Ms. Langton’s husband, Ken Cheeseman, played the part of Samuel in the play. Mr. Cheeseman is a professor at Emerson College and has worked with dream imaging both with Mr. Lipsky and on his own. Last semester, although already saddled with a full workload, he petitioned to be able to teach Mr. Lipsky’s dream imaging class at B.U. in his absence. He and Ms. Langton felt that strongly that the class must continue.

Sunday night was the first time, however, that Mr. Cheeseman had acted in one of Mr. Lipsky’s plays.

“To gather a group of people together in a space like that, on an Island on a night like that, it really is what life is all about,” he said. “It just validated ... how it is worth it for us to spend a lifetime in the theatre examining these great stories.”

It is a sentiment Mr. Lipsky would agree with wholeheartedly. Referring to his actors on Sunday night, he said, “I’m so proud of them that they love the theatre. The love of theatre is so important to me.”

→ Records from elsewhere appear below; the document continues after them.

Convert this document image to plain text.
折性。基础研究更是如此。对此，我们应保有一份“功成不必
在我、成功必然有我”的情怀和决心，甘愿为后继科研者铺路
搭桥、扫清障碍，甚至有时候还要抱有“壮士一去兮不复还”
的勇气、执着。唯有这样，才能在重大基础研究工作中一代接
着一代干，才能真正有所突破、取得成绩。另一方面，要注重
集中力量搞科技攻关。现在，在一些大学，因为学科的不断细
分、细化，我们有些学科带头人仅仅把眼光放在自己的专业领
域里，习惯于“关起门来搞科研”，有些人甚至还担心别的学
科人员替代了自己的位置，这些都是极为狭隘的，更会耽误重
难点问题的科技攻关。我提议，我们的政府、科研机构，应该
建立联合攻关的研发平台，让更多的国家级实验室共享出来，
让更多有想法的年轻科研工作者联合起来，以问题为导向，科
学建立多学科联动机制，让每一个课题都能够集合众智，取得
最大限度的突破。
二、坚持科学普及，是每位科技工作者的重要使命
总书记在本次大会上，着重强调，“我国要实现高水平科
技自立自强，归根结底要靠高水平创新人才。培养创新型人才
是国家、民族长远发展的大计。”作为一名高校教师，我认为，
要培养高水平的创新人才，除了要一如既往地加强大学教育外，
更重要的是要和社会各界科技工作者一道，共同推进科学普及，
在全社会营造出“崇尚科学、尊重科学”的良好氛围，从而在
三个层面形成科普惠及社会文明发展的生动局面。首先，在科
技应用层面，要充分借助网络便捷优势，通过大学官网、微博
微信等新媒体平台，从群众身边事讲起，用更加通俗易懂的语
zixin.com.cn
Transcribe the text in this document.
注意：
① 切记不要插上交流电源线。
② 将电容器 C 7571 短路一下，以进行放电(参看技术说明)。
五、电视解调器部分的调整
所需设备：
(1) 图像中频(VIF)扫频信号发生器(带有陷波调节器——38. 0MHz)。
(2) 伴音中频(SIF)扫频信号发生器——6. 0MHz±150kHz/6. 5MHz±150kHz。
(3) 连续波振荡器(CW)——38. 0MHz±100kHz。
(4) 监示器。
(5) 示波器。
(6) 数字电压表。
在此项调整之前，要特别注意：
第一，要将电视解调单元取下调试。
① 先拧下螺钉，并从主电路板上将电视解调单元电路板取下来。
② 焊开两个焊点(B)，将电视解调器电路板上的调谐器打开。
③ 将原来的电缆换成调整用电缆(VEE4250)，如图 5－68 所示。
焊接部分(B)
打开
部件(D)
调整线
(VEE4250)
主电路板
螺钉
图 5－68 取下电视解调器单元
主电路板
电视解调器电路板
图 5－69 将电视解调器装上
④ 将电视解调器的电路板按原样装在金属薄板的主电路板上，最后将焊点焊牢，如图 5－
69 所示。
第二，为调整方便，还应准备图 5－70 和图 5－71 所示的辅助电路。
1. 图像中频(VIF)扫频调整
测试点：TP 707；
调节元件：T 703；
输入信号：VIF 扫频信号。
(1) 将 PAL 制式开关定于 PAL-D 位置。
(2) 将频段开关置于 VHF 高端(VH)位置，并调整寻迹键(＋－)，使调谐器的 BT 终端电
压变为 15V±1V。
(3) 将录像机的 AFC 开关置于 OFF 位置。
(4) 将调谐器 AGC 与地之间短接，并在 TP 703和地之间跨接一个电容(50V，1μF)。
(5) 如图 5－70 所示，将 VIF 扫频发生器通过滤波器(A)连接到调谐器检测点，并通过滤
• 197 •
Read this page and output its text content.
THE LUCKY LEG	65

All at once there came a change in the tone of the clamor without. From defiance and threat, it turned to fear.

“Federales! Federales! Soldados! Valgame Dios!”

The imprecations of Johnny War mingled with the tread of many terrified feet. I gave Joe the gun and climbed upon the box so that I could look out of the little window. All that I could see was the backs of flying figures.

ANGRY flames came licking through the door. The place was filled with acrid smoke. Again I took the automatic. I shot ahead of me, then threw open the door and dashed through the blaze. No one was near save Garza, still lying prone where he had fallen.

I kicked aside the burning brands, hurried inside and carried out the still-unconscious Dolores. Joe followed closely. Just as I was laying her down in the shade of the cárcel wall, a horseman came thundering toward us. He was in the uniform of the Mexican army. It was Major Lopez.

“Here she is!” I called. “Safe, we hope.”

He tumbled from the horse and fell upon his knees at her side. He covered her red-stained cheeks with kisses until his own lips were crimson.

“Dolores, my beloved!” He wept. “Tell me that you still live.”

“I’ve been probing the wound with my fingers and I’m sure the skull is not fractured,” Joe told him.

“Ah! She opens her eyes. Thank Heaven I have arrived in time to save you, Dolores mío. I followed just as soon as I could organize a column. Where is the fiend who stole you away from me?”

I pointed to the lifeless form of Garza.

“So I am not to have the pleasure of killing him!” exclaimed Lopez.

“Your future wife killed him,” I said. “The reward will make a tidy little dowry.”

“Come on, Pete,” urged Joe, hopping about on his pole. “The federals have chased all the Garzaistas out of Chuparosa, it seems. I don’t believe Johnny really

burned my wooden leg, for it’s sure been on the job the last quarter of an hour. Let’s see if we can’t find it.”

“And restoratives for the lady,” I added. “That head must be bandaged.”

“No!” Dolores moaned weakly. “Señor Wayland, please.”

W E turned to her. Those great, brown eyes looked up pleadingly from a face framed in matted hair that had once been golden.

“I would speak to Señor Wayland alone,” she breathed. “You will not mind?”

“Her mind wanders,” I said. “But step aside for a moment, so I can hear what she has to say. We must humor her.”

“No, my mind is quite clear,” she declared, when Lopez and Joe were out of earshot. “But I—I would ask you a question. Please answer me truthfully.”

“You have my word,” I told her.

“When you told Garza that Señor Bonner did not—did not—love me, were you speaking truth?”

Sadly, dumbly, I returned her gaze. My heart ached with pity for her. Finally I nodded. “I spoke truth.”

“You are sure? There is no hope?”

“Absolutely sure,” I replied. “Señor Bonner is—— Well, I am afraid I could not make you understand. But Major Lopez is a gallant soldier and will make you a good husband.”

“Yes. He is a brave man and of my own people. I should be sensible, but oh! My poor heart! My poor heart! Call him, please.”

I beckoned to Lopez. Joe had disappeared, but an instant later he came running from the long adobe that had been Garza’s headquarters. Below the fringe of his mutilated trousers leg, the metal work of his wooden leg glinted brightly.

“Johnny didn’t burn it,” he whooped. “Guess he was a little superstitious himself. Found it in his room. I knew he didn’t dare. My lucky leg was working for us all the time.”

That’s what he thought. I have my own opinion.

Mr. Lipsky’s love of theatre and those who create it will continue to reverberate in both the near and long term. In March his play Living in Exile will be performed in Boston as part of the winter festival of Actor’s Shakespeare Project, a company Ms. Langton helped found. Ms. Hardman already has arranged for the actors in this play to spend a weekend on Martha’s Vineyard so they can work with Mr. Lipsky.

In April, Walking the Volcano will be performed as part of Boston Playwrights’ Theatre in connection with the Boston Center for American Performance.

But it is the production of Living With an AIDS Patient, a bit more than a year away, that touches Mr. Lipsky most. That show will be directed by his son, Jonah, as part of his senior thesis at Bennington College.

“I am so very touched that my son likes his dad’s work enough to risk his thesis on my play,” he said. “And that he likes my play’s style enough to keep it going.”

That Mr. Lipsky’s work, both in the theatre and in the classroom, will keep going is a foregone conclusion. Sunday night was just a prelude. But the performance was, according to Mr. Lipsky, just one piece of a larger web of love surrounding him now.

“The community has come out and supported my needs in a way I couldn’t repay, and that is just delightful. People I don’t even know well, wanting to be part of a helping hand. You can’t buy that. You can’t make that. It is either there or it isn’t. And on this Island, it is there.”